My name was on that list. It remains one of proudest, and saddest, moments of my life.
11 Comments:
I didn't see this the first time, but worth repeating. Hard to believe it has been 33 years since CDN closed up. Thanks for the memory, though bittersweet.
Add Sydney J. Harris to the list of reporters and columnnists. He was "required reading" in college...Illinois Wesleyan in Bloomington, Illinois
Why didn't they move delivery to AM?
Company could not move CDN to AM cycle because it already published the Chicago Sun-Times.
I'm going to share this with the students in my class on the changing news industry @stonybrook. http://jrnteaching.wordpress.com/tag/journalism-247/
Alan,
Thanks for bringing a tear to my eye and joy to my soul for reminding us what "It" was like being a member of the Greatest Estate.
Abra
So where are you on this picture? We know you were younger!
David
So it wasn't the Evil Internet.
The product was not keeping up with the readers needs.
Nothing changes.
So it wasn't the Evil Internet.
The Newspaper didn't keep up with it's readers.
Biggest issue, Delivery method and timing.
some things never change.
Alan -
Great piece.
What's your view on the demise of the afternoon daily, which obviously took place long before Al Gore invented the internet?
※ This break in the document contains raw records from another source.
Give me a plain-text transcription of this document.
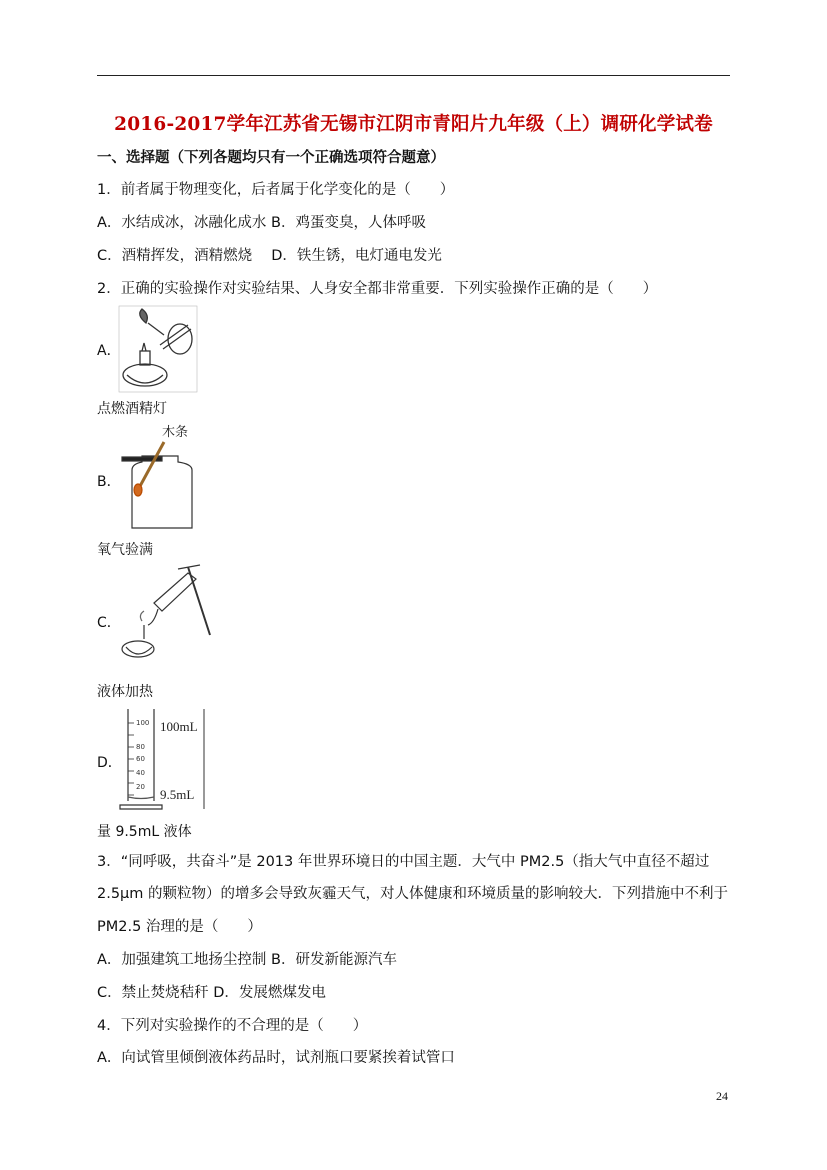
2016-2017学年江苏省无锡市江阴市青阳片九年级（上）调研化学试卷
一、选择题（下列各题均只有一个正确选项符合题意）
1．前者属于物理变化，后者属于化学变化的是（　　）
A．水结成冰，冰融化成水 B．鸡蛋变臭，人体呼吸
C．酒精挥发，酒精燃烧　 D．铁生锈，电灯通电发光
2．正确的实验操作对实验结果、人身安全都非常重要．下列实验操作正确的是（　　）
A．
点燃酒精灯
B．
木条
氧气验满
C．
液体加热
D．
100
80
60
40
20
100mL
9.5mL
量 9.5mL 液体
3．“同呼吸，共奋斗”是 2013 年世界环境日的中国主题．大气中 PM2.5（指大气中直径不超过
2.5μm 的颗粒物）的增多会导致灰霾天气，对人体健康和环境质量的影响较大．下列措施中不利于
PM2.5 治理的是（　　）
A．加强建筑工地扬尘控制 B．研发新能源汽车
C．禁止焚烧秸秆 D．发展燃煤发电
4．下列对实验操作的不合理的是（　　）
A．向试管里倾倒液体药品时，试剂瓶口要紧挨着试管口
24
1) Shrinking of manufacturing labor force?
2) Flight to the suburbs?
3) Competition with television evening news?
4) Other?
I've heard all cited, but haven't really seen any data-intensive analysis on the topic.
Thanks.
Alan, thanks for the photo and its long ribbon of attached memories. Field and his executives lacked vision. Had they folded the CDN and CS-T together, the S-T as a bannered pull-out tab inside a full-page Daily News, the combo published on mornings, they could have united their readerships, sliced duplication costs and hammered the mighty Tribune 24/7, esp. in the suburbs coveted by upscale advertisers. The result would have been ultra-Chicago and a great experiment in sibling survival. But probably not a life-saver for today's bottom line, which races to new bottoms.